Chi di partite non ne ha saltata nemmeno una è Anthony Edwards, la prima scelta assoluta dello scorso Draft che ha vissuto una stagione controversa ma conclusasi in crescendo. 72 gare in cui ha mostrato un progressivo miglioramento nella gestione offensiva, nella scelta dei tiri e nell’applicazione difensiva. Le qualità tecniche e soprattutto fisiche non sono in discussione, come dimostrano gli higlights della sua stagione: due schiacciate detonanti che non dovrebbero appartenere al bagaglio di una guardia che non raggiunge il metro e novanta. I 19.2 punti di media nell’anno da rookie in una squadra allo sbaraglio dimostrano come mettere punti a referto non sia un problema.

Gioventù al potere, mossa vincente o azzardo?

Towns, Russel e Edwards sono chiamati a dare la svolta alla loro carriera e alla storia della franchigia in cui militano. Le qualità non sono in discussione, la chimica tra i 3 pare esserci e dovranno collegare i pensieri per riuscire a sollevare le sorti dei Wolves.
Ovviamente una squadra non si può basare solo su 3 giocatori ma ha bisogno di un supporting cast capace di valorizzare le proprie star e di sorreggerli nei momenti più difficili. Il potenziale c’è, alcuni ragazzi interessanti hanno evidenziato qualità non indifferenti come McDaniels e le sue innate doti nell’arte del difendere.

Osservando il roster dei Timberwolves si nota immediatamente come manchino, forse, delle figure di esperienza che guidino i giovani lungo le tortuose strade della NBA. Escluso Patrick Beverly (arrivato quest’anno dai Clippers) nato nel 1988, tutti gli altri componenti del roster non raggiungono i 27 anni con ben 12 giocatori nati dopo il 1998.

A guidare il gruppo viene riproposto sulla panchina Chris Finch, approdato a metà stagione scorsa al posto di Saunders. Per il nuovo coach si tratta della prima esperienza da capo allenatore dopo 10 anni passati a fare l’assistente a Houston, New Orleans, Denver e Toronto.
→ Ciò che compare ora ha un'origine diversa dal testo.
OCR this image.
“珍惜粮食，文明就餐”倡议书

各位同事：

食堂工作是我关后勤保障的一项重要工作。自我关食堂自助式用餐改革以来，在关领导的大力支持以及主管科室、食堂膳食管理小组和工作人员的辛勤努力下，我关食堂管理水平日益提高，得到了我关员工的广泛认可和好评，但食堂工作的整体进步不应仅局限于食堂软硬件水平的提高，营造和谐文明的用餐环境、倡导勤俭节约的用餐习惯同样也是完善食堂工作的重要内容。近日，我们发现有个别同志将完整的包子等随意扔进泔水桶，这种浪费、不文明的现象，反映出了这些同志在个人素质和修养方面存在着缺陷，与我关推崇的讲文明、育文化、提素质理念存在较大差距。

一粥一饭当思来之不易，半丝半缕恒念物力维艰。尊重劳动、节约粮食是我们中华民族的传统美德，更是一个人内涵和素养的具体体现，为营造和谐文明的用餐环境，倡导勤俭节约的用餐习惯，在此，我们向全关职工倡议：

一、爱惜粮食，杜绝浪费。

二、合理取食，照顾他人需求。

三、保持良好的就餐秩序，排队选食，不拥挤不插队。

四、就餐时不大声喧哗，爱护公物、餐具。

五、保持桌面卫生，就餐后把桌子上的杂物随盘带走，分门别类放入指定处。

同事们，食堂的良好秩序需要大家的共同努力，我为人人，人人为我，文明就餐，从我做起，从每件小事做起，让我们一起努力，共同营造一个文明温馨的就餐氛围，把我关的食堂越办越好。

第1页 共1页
Futuro tra obblighi, obbiettivi e sogni

Società in ricostruzione, coach con poca esperienza ed un gruppo molto giovane non sono i migliori punti di partenza per provare ad uscire dal fango. Tre talenti come Towns, Russell ed Edwards non possono ogni anno giocare per arrivare ultimi e questo è cosa nota anche per loro. Sarà necessario quindi invertire il senso di marcia e provare fino alla fine a lottare per i play-in dato che, in una Western Conference molto competitiva, sarebbe utopico auspicare ad una posizione diretta ai playoff.

Basta poco per risvegliare quel calore che nella fredda Minneapolis non si sente ormai da tempo. L’obbiettivo deve essere quello di migliorarsi ogni anno, di creare valore per la franchigia e di mettere in condizione le 3 star di performare al meglio e di migliorarsi.